Tuesday, July 8, 2014

Don’t Blame Capital Gains for the Revenue Collapse

By Duane Goossen

Kansas just experienced a huge revenue downturn.  State General Fund tax revenue has dropped more than $700 million in fiscal year 2014 (which closed on June 30, 2014) from the year before.

This one-year revenue decline already eclipses the income losses Kansas faced over the entire Great Recession when revenue fell $618 million during a three-year period (FY 2007 to FY 2010).

Receipts plummeted because FY 2014 individual income tax collections were down significantly — $712 million or 24.3 percent.

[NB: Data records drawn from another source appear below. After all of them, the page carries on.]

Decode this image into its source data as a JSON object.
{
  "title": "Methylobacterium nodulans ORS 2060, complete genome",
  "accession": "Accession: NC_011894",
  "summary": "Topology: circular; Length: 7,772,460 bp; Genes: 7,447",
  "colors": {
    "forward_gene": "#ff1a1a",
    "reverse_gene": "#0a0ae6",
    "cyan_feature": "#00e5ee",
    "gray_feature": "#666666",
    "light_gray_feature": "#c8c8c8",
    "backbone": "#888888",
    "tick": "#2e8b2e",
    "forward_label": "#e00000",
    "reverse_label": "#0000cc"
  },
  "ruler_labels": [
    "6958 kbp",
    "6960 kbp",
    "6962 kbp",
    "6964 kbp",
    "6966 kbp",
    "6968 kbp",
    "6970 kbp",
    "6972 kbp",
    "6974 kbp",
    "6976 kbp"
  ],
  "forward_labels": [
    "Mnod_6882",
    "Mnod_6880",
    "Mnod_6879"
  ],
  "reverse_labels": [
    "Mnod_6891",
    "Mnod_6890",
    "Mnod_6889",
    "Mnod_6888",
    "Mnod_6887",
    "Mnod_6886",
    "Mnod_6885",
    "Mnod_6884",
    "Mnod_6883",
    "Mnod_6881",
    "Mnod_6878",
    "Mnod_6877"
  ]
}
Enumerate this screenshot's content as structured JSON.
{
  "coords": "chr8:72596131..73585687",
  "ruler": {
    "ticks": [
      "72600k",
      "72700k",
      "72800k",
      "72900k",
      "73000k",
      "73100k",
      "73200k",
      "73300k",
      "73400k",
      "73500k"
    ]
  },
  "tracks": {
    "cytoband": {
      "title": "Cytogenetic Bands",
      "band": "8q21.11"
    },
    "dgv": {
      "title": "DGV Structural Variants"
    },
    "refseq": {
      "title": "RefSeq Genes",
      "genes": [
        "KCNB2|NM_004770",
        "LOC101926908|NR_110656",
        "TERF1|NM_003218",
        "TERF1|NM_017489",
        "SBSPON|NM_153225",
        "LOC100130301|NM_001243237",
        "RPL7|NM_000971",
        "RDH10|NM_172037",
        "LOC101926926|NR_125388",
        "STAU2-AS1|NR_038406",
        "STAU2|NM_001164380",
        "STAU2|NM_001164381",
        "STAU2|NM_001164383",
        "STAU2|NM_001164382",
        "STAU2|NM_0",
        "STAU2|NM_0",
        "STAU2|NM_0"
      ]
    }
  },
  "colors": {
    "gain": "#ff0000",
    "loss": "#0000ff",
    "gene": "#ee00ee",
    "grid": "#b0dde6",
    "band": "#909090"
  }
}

The Kansas Department of Revenue has advanced an unsubstantiated explanation for the income tax drop that cites a shift of capital gains income as a key cause.  The department's argument is this:  In December of 2012, it seemed probable that the federal government would raise tax rates on capital gains income in 2013. According to KDOR's argument, that caused large investors to declare some of their capital gains income early — in 2012 rather than 2013 — to avoid potential higher taxes later. That, said KDOR officials, then led to lower-than-normal capital gains income claimed in tax year 2013 and hurt Kansas tax collections in FY 2014.

To some degree, this capital gains tax shift likely did happen in every state, but can it possibly be the key cause of a $712 million income tax collection drop in Kansas?

The chart below helps to lay out the parameters of what may have occurred, by showing the most recently available Kansas capital gains income information, compiled and publicly posted by the IRS.

Over the ten-year period shown, Kansas capital gains income averaged $2.8 billion per year — just 4.36 percent, on average, of the adjusted gross income reported on U.S. income tax returns from Kansas.  

Capital gains have never been a large part of Kansas income.  The complete disappearance of capital gains income could not cause the kind of collection downturn that Kansas has just experienced, and here is why:

Let's assume for a moment that $3 billion in capital gains income shifted from the 2013 tax year to 2012.  

(That’s actually highly improbable, because $3 billion would be the entire amount of capital gains income in a “normal” or average year, and certainly not all capital gains income shifted. Even so, let's make the assumption.)

If such a shift had not occurred, how much more income tax would Kansas have collected for the 2013 tax year?  If Kansans had claimed another $3 billion of income for 2013 and that income had been taxed at the upper rate of 4.9 percent (the highest rate in place for tax year 2013), at most $147 million would have been added to state income tax collections in FY 2014.

The administration's argument therefore cannot be accurate.

Even $147 million in additional tax receipts — an overly generous assumption — would not have stemmed the tide of our state's $712 million revenue drop.

A capital gains shift may have played a small role, but it should be obvious that the large majority of the income slide resulted from dramatic changes in Kansas tax policy. 

(Note: We will not have the information to make an exact capital gains shift calculation for a year and a half. The IRS will add 2012 data later this fall and 2013 data in the fall of 2015.)

In any case, we already know what the latest revenue report means for the Kansas budget:

  • Kansas revenue has fallen dramatically.  
  • Spending exceeded revenue by hundreds of millions in FY 2014 and will do so again in FY 2015.  
  • The state’s bank balance will be gone in less than a year.  
  • More budget cuts are ahead.  
  • Education and other programs are at high risk.

Kansans, we have a very large problem on our hands!